Untuk itu kita patut bersyukur kepada TYME atas terselenggaranya kegiatan tersebut. Letlora sebut, mengembangkan telenta-talenta Maluku sangat mendapat dukungan dari pemerintah pusat dan daerah. Dimana Negara memajukan kebudayaan nasional Indonesia di tengah peradaban dunia. Dengan kebebasan itu masyarakat memelihara dan mengembangkan nilai-nilai budaya.
Yang mana pemajuan Kebudayaan bukan sekadar warisan masa lalu. Tetapi sebagai aset strategis untuk masa depan, salah satunya adalah mewujudkan Indonesia Emas 2045. Program dan kegiatan dilakukan berasas pada penguatan kapasitas talenta termasuk didalamnya potensi para pelaku budaya.

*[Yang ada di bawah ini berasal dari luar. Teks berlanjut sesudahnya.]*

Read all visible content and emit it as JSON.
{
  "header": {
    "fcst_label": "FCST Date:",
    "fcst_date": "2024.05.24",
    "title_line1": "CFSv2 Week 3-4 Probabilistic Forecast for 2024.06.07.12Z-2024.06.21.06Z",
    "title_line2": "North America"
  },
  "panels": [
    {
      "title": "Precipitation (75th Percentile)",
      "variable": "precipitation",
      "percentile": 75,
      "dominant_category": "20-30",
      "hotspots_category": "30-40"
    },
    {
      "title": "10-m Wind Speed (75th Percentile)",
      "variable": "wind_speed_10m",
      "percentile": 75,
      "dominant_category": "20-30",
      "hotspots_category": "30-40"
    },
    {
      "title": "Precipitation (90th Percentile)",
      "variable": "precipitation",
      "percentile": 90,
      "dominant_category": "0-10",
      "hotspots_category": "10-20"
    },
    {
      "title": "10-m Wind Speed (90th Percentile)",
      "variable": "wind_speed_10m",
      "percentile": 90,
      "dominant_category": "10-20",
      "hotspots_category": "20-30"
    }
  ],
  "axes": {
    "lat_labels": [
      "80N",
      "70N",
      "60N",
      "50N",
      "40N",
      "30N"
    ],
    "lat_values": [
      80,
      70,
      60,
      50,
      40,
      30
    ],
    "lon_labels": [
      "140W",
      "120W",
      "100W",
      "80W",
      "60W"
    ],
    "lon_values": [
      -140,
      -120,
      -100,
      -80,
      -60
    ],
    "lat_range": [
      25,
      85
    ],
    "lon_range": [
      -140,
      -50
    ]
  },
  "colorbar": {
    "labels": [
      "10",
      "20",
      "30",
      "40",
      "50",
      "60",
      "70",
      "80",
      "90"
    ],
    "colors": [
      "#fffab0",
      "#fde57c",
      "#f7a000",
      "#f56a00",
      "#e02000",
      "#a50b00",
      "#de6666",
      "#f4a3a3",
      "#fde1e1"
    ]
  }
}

"Lanjutnya, pemerintah peduli seniman dan budayawan dengan cara memberi ruang bagi pengembangan ekspresi seni dan kreativitas generasi muda. Di sisi lain, Manajemen Talenta Nasional Seni Budaya (MTN Seni Budaya) adalah program prioritas nasional yaitu. Desain Besar Manajemen Talenta Nasional yang dikelola Kementerian Kebudayaan. MTN Seni Budaya hubungkan talenta dengan berbagai peluang pengembangan kapasitas dan akses pasar", terang Letlora
Baik nasional maupun global dimana arah Kebijakannya adalah perluas kumpulan bakat (talent pool) dan memperbaiki mekanisme akuisisi Talenta. Perkuat intervensi pembinaan serta fasilitasi Talenta, sediakan sarana dan prasarana esensial manajemen Talenta. Tingkatkan sinergi pendanaan, tata kelola kelembagaan, dan koordinasi pelaksanaan MTN. Juga perkuat tata kelola keberlanjutan siklus manajemen Talenta.

Dengan sasaran yang ingin dicapai yaitu, tingkatkan jumlah dan kualitas Talenta di bidang Seni Budaya yang kreatif, kritis, konsisten berkarya. Dan berkontribusi bagi pemajuan kebudayaan nasional. Tingkatkan rekognisi internasional terhadap Talenta di bidang Seni Budaya. Serta penyelenggaraan ajang dan non ajang Seni Budaya berkelas internasional di Indonesia.
Langkah Strategis dari MTN antara lain hadirkan suatu sistem pendataan talenta (talent pool) yang lebih komprehensif dan bisa dimanfaatkan oleh publik luas. Menyusun projektor pembinaan talenta yang lebih terukur, berkelanjutan, selaras dengan perkembangan ekosistem masing-masing bidang seni budaya. Mengembangkan metode peningkatan kapasitas talenta seni budaya.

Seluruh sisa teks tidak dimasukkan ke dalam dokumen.